Nuclear energy is key to our future


The Guardian, 18 November 2018:

Opposition to nuclear power in the UK has largely focused on the risks of an accident and the enormous cost of waste disposal, officially running at more than £100bn. Also, high-quality uranium ore is in short supply, and can only supply the world’s existing reactors for another 50 years. After that the energy required to extract fissile material from low-quality ore will exceed the energy produced, at which point the technology becomes unsustainable.

Recently, the chancellor admitted that he had delayed crucial legislation under pressure from the gambling industry. The only way to rationalise the UK’s chaotic energy policy is to accept that the nuclear and fracking industries have better lobbyists than the renewable sector.

Dr Robin Russell-Jones, chair, Help Rescue the Planet
Marlow, Buckinghamshire

India has no strategy for improving air quality


Financial Times, 15 November 2018:

Air pollution in India illustrates the consequences of unregulated growth (“ How to power India”, The Big Read, November 5). Of the 20 most polluted cities in the world, 14 are located in India. In Delhi the level of small particulates (PM2.5) averages 143 microgrammes per cubic metre of air (the annual World Health Organization limit is 10). At this time of year, stubble burning by farmers produces peak levels up to 1000, equivalent to smoking 50 cigarettes a day. Such levels render Indian cities unfit for human habitation and particularly dangerous for pregnant women. Studies in Delhi have demonstrated that each 10 microgramme increase in the level of PM 2.5 decreases birth weight by 4 grams. As with smoking low birth weight results in lower IQ.

The tragedy is that no one wishes to accept responsibility. Unlike China, politicians in India have no strategy for improving air quality, and local politicians have no interest.
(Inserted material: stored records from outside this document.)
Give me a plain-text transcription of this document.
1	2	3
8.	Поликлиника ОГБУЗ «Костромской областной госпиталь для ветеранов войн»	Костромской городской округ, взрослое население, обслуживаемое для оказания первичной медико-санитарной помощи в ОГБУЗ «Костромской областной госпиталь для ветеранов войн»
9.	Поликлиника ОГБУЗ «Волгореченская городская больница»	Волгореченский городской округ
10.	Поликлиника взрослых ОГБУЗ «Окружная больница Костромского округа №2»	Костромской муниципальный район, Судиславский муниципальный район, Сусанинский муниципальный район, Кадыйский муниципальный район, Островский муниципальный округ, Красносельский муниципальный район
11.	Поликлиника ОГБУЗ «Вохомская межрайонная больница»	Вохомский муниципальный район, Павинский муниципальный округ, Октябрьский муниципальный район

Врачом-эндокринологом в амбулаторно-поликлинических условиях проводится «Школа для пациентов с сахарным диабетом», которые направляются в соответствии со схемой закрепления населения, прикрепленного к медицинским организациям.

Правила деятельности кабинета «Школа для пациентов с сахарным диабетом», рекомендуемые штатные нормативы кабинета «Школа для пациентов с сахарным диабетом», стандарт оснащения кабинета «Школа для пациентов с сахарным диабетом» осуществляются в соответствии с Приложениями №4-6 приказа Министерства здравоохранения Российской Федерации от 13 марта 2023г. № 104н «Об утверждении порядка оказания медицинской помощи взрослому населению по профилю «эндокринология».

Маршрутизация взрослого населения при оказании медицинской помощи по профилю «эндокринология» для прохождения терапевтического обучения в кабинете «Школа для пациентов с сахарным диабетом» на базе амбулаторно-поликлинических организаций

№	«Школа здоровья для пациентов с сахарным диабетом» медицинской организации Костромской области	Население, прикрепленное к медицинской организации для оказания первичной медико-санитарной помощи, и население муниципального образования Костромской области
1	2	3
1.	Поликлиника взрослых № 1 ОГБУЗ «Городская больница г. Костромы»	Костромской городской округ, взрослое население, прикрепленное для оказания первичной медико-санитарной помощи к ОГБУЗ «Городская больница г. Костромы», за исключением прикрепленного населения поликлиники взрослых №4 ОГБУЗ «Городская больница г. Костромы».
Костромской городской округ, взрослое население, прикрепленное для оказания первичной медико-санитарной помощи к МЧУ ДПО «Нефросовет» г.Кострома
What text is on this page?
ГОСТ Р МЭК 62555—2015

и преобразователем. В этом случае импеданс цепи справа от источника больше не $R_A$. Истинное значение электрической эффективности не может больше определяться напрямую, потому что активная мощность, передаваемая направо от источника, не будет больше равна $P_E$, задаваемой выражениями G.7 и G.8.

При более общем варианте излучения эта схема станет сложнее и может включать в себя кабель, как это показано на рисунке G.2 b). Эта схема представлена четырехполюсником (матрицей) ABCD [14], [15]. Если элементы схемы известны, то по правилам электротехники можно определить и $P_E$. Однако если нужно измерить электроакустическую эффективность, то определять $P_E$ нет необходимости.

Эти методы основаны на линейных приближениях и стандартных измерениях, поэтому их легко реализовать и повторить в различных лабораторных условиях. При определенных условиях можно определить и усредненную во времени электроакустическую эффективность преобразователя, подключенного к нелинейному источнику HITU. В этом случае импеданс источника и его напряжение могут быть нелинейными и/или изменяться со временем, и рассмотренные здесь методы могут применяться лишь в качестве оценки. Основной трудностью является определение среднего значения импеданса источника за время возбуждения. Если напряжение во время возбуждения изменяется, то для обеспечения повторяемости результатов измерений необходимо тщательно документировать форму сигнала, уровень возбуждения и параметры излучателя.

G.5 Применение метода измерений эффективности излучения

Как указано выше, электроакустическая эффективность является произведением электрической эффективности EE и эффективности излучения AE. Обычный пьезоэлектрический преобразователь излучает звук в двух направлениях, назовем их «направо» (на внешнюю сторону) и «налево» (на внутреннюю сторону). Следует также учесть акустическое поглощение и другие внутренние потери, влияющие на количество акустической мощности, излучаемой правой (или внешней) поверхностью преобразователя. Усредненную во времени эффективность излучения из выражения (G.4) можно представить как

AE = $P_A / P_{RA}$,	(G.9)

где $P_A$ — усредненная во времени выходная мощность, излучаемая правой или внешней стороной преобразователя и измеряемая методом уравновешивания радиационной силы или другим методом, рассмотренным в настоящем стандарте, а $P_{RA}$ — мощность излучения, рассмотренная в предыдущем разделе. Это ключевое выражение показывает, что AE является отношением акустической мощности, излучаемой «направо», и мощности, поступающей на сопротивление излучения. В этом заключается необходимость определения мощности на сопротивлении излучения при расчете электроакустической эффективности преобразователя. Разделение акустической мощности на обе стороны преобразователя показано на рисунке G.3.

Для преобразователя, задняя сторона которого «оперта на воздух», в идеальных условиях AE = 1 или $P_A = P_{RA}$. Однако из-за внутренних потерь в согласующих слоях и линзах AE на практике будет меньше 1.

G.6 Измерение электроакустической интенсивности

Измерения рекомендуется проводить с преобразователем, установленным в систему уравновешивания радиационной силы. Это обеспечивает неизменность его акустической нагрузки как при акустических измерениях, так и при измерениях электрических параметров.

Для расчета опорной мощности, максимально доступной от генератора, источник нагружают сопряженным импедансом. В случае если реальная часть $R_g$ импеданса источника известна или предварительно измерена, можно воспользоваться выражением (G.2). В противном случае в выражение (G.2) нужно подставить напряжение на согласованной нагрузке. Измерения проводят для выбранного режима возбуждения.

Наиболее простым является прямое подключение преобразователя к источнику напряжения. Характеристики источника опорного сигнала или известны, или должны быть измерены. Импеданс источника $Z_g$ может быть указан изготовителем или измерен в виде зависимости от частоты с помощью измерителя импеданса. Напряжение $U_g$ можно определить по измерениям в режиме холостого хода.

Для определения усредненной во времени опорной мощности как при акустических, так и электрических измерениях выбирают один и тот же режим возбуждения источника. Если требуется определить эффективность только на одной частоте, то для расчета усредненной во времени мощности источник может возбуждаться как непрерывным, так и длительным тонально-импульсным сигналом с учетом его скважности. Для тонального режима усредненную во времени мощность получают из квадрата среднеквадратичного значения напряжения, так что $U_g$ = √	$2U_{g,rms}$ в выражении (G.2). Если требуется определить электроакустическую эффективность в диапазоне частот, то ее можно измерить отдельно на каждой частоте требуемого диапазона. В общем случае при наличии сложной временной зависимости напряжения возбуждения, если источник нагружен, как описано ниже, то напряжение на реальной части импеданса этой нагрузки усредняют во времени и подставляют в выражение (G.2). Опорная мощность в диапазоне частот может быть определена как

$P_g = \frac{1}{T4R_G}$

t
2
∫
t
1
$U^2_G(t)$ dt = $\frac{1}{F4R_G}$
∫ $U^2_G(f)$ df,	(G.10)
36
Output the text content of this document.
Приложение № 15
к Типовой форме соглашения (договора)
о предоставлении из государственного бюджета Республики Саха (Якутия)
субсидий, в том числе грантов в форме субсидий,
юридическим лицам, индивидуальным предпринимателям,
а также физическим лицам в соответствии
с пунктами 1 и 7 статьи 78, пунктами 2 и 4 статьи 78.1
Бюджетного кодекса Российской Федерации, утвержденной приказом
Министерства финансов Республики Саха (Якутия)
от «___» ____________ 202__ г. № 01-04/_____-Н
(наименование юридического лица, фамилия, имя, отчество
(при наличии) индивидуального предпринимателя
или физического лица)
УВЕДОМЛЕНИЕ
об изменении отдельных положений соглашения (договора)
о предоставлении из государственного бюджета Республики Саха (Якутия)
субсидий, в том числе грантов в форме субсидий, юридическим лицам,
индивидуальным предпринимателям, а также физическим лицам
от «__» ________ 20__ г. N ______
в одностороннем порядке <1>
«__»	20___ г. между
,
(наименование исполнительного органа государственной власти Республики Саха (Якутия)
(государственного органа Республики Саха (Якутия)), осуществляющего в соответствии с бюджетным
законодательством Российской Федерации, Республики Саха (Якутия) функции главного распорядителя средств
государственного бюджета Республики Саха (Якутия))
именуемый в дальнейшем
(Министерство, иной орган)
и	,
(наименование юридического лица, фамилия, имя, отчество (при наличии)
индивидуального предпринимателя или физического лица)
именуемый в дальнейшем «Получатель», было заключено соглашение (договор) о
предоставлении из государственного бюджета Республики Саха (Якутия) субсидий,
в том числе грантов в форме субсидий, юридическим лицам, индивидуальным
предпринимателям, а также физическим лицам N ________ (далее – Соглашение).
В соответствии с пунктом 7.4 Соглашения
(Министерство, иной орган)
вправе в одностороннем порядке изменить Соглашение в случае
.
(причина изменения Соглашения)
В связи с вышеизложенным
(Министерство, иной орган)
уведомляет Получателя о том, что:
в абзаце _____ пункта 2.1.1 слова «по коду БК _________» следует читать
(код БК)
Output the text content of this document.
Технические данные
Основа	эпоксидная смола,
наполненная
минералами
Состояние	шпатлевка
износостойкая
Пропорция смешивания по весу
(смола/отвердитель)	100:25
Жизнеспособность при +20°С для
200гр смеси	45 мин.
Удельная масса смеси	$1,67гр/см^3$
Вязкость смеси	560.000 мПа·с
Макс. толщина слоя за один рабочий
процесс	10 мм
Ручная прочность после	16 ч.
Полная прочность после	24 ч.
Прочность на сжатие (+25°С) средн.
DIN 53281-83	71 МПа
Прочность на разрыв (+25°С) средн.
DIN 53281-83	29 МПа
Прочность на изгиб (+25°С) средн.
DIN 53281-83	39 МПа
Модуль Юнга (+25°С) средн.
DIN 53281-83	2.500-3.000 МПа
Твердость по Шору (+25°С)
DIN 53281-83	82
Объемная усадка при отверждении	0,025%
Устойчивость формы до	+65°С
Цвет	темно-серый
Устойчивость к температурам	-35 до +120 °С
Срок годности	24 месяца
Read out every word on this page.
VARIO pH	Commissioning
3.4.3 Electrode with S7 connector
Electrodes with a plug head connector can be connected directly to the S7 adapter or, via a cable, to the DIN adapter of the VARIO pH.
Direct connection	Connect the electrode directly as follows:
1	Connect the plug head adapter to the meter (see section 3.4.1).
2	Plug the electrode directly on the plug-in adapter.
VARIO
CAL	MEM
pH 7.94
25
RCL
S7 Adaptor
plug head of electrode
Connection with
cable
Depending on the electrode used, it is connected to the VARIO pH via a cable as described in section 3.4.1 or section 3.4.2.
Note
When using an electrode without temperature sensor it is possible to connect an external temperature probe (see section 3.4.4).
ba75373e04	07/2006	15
In September the Ramphal Commonwealth Institute organised an international conference on Toxic Air and Megacities, but no delegate from the State of Delhi was willing to participate.

India seems equally oblivious to the dangers of climate change. Why would a country with up to 3000 hours of sunshine annually continue to rely on fossil fuels for 90 per cent of its energy? Prime minister Narendra Modi’s version of nationalism does not seem to include any concern for the health of the population, nor for the prospects of future generations.